The IGP made the disclosure in Abuja at the Forum of Anti-corruption Situation Room organised by the Human and Environmental Development Agenda (HEDA) which held on Wednesday, April 10, The Nation reports.
Adamu, who was represented by AIG Peter Ogunyanwo, said the constraint made it impossible for officers on election duty to confront armed political thugs who attacked voters and disrupted voting.
The police chief further chided politicians; describing them as beneficiaries of electoral malpractices who lacked the required will and patriotism to enact the needed electoral reforms.
He said politicians also lacked nationalism and the fear of God in their conduct during elections.
Adamu lamented that measures prescribed by law to punish electoral offenders were not punitive enough to deter such offenders.
Citing Section 308 of the Constitution, which confers immunity from prosecution on sitting governors and their deputies when they commit offences, Adamu made allusions to Rivers and Kano states where the sitting governor and deputy governor could not be prosecuted after allegedly committing electoral infractions during the March 9 polls, as a result of their constitutional immunity.

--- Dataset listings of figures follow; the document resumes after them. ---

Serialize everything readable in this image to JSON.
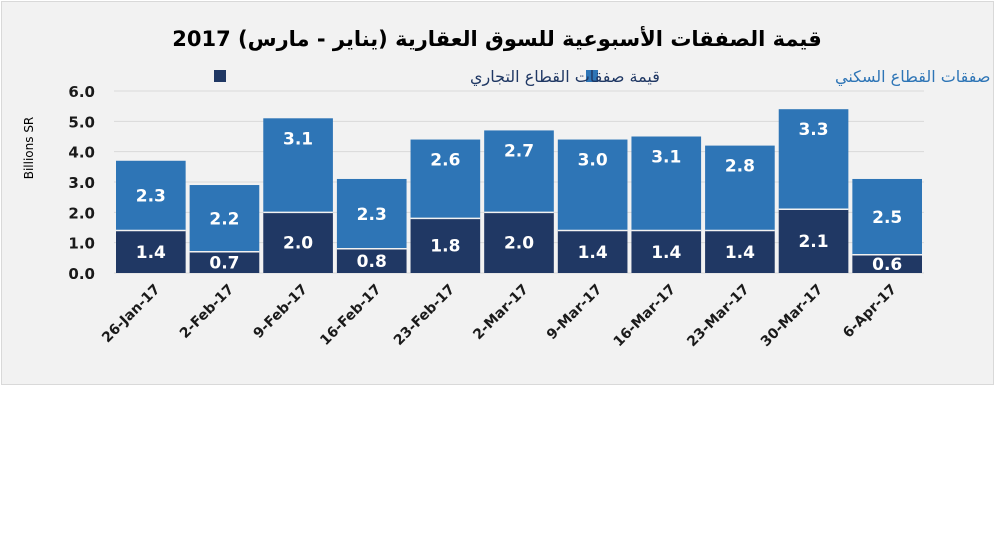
{
  "chart_data": {
    "type": "bar",
    "stacked": true,
    "title": "قيمة الصفقات الأسبوعية للسوق العقارية (يناير - مارس) 2017",
    "ylabel": "Billions SR",
    "xlabel": "",
    "ylim": [
      0,
      6
    ],
    "yticks": [
      "0.0",
      "1.0",
      "2.0",
      "3.0",
      "4.0",
      "5.0",
      "6.0"
    ],
    "grid": true,
    "legend_placement": "top",
    "categories": [
      "26-Jan-17",
      "2-Feb-17",
      "9-Feb-17",
      "16-Feb-17",
      "23-Feb-17",
      "2-Mar-17",
      "9-Mar-17",
      "16-Mar-17",
      "23-Mar-17",
      "30-Mar-17",
      "6-Apr-17"
    ],
    "series": [
      {
        "name": "قيمة صفقات القطاع التجاري",
        "color": "#203864",
        "values": [
          1.4,
          0.7,
          2.0,
          0.8,
          1.8,
          2.0,
          1.4,
          1.4,
          1.4,
          2.1,
          0.6
        ]
      },
      {
        "name": "قيمة صفقات القطاع السكني",
        "color": "#2e75b6",
        "values": [
          2.3,
          2.2,
          3.1,
          2.3,
          2.6,
          2.7,
          3.0,
          3.1,
          2.8,
          3.3,
          2.5
        ]
      }
    ]
  }
}
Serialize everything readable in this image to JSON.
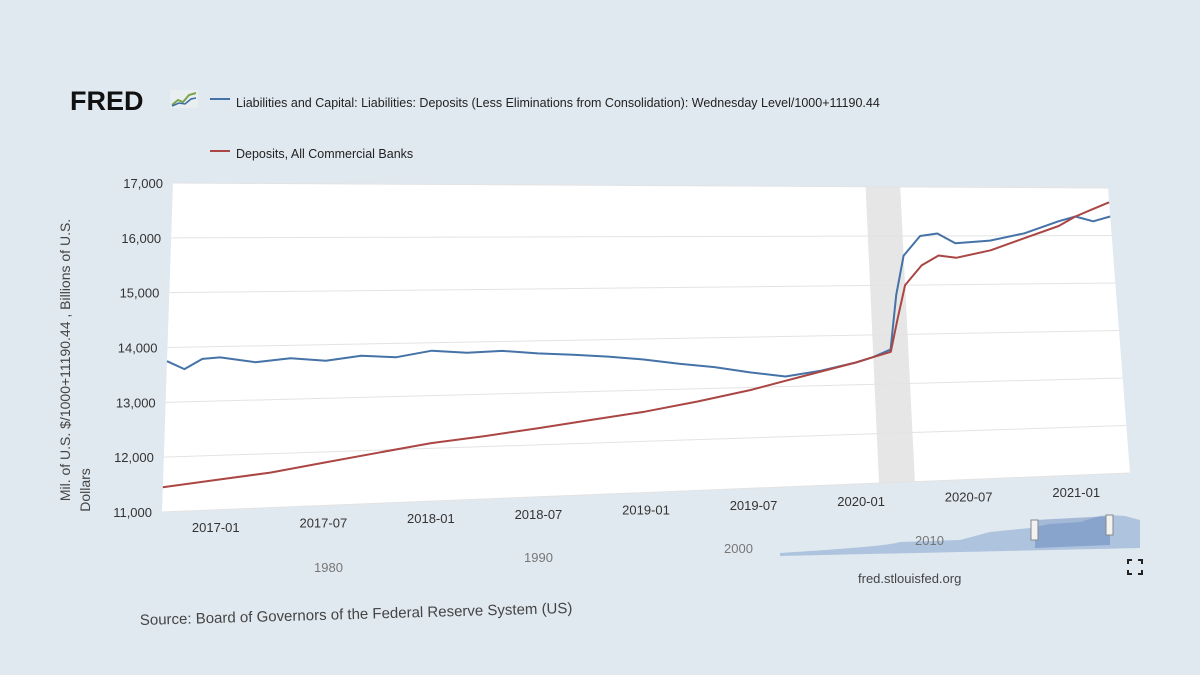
{
  "logo": {
    "text": "FRED",
    "icon": "fred-chart-icon"
  },
  "source": "Source: Board of Governors of the Federal Reserve System (US)",
  "site_url": "fred.stlouisfed.org",
  "fullscreen_icon": "expand-icon",
  "navigator_labels": [
    "1980",
    "1990",
    "2000",
    "2010"
  ],
  "chart_data": {
    "type": "line",
    "title": "",
    "ylabel_line1": "Mil. of U.S. $/1000+11190.44 , Billions of U.S.",
    "ylabel_line2": "Dollars",
    "xlabel": "",
    "x_range": [
      "2016-10",
      "2021-04"
    ],
    "ylim": [
      11000,
      17000
    ],
    "yticks": [
      11000,
      12000,
      13000,
      14000,
      15000,
      16000,
      17000
    ],
    "ytick_labels": [
      "11,000",
      "12,000",
      "13,000",
      "14,000",
      "15,000",
      "16,000",
      "17,000"
    ],
    "xticks": [
      "2017-01",
      "2017-07",
      "2018-01",
      "2018-07",
      "2019-01",
      "2019-07",
      "2020-01",
      "2020-07",
      "2021-01"
    ],
    "recession": {
      "start": "2020-02",
      "end": "2020-04"
    },
    "series": [
      {
        "name": "Liabilities and Capital: Liabilities: Deposits (Less Eliminations from Consolidation): Wednesday Level/1000+11190.44",
        "color": "#4572a7",
        "points": [
          [
            "2016-10",
            13750
          ],
          [
            "2016-11",
            13600
          ],
          [
            "2016-12",
            13780
          ],
          [
            "2017-01",
            13800
          ],
          [
            "2017-03",
            13700
          ],
          [
            "2017-05",
            13760
          ],
          [
            "2017-07",
            13700
          ],
          [
            "2017-09",
            13780
          ],
          [
            "2017-11",
            13740
          ],
          [
            "2018-01",
            13850
          ],
          [
            "2018-03",
            13800
          ],
          [
            "2018-05",
            13820
          ],
          [
            "2018-07",
            13760
          ],
          [
            "2018-09",
            13720
          ],
          [
            "2018-11",
            13670
          ],
          [
            "2019-01",
            13600
          ],
          [
            "2019-03",
            13500
          ],
          [
            "2019-05",
            13420
          ],
          [
            "2019-07",
            13300
          ],
          [
            "2019-09",
            13200
          ],
          [
            "2019-11",
            13300
          ],
          [
            "2020-01",
            13450
          ],
          [
            "2020-02",
            13550
          ],
          [
            "2020-03",
            13700
          ],
          [
            "2020-03-15",
            14800
          ],
          [
            "2020-04",
            15600
          ],
          [
            "2020-05",
            16000
          ],
          [
            "2020-06",
            16050
          ],
          [
            "2020-07",
            15850
          ],
          [
            "2020-09",
            15900
          ],
          [
            "2020-11",
            16050
          ],
          [
            "2021-01",
            16300
          ],
          [
            "2021-02",
            16400
          ],
          [
            "2021-03",
            16300
          ],
          [
            "2021-04",
            16400
          ]
        ]
      },
      {
        "name": "Deposits, All Commercial Banks",
        "color": "#aa4643",
        "points": [
          [
            "2016-10",
            11450
          ],
          [
            "2017-01",
            11550
          ],
          [
            "2017-04",
            11650
          ],
          [
            "2017-07",
            11800
          ],
          [
            "2017-10",
            11950
          ],
          [
            "2018-01",
            12100
          ],
          [
            "2018-04",
            12200
          ],
          [
            "2018-07",
            12320
          ],
          [
            "2018-10",
            12450
          ],
          [
            "2019-01",
            12580
          ],
          [
            "2019-04",
            12750
          ],
          [
            "2019-07",
            12950
          ],
          [
            "2019-10",
            13200
          ],
          [
            "2020-01",
            13450
          ],
          [
            "2020-02",
            13550
          ],
          [
            "2020-03",
            13650
          ],
          [
            "2020-03-15",
            14300
          ],
          [
            "2020-04",
            15000
          ],
          [
            "2020-05",
            15400
          ],
          [
            "2020-06",
            15600
          ],
          [
            "2020-07",
            15550
          ],
          [
            "2020-09",
            15700
          ],
          [
            "2020-11",
            15950
          ],
          [
            "2021-01",
            16200
          ],
          [
            "2021-02",
            16400
          ],
          [
            "2021-03",
            16550
          ],
          [
            "2021-04",
            16700
          ]
        ]
      }
    ]
  }
}
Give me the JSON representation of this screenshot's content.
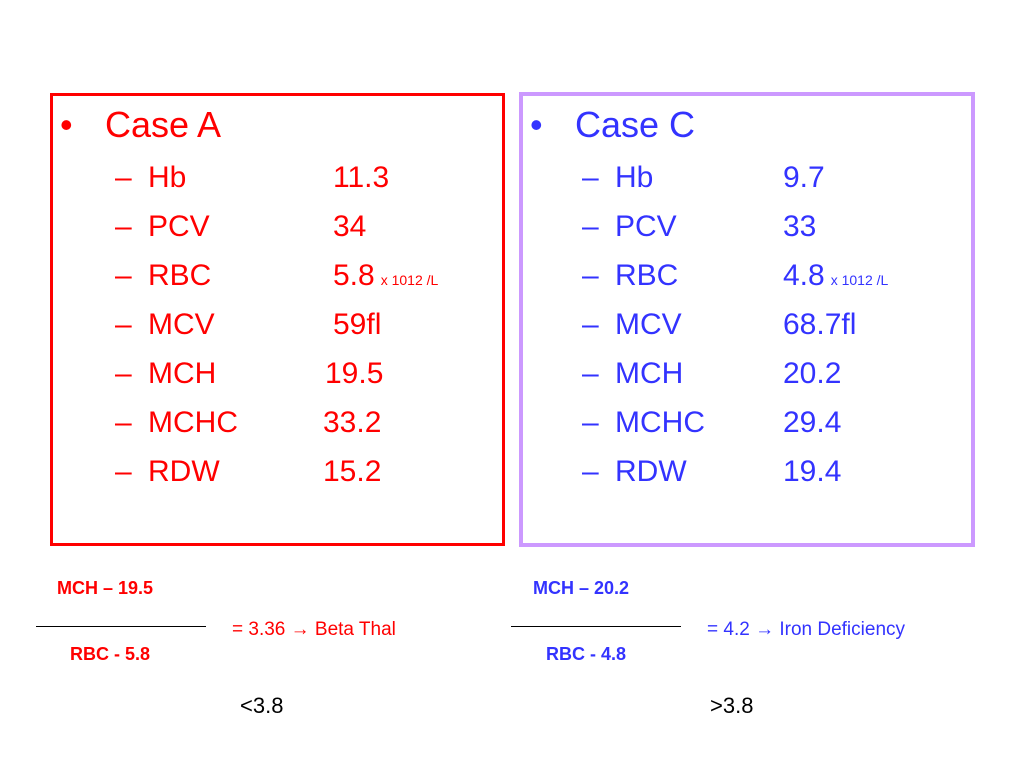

He added: “In some cases, the law prescribes a fine of N40 as punishment for people caught with unlawful possession of firearms and other dangerous weapons. So where do we go from here.”
Adamu also chided voters who sold their votes to desperate politicians; stating that greed and stupidity were responsible for such actions.
He urged civil society groups and human rights organisations to mobilise other segments of the public to mount pressure on the National Assembly to ensure birth of electoral reforms that will prescribe stiffer penalties for electoral offenders.
Meanwhile, Legit.ng previously reported that the deputy commissioner of police in charge of the Federal Special Anti-Robbery Squad (FSARS) in Bayelsa state, Kolawole Okunola, narrated how he was abducted by armed thugs during the 2019 presidential and National Assembly elections, brutally manhandled, and was at the point of being decapitated before rescue came.
A viral video had shown a terrified Okunola being dragged away by an angry mob.
Okunola, who was on election duties when the harrowing incident took place, said he was seriously assaulted, and was at the point of being decapitated when he was rescued.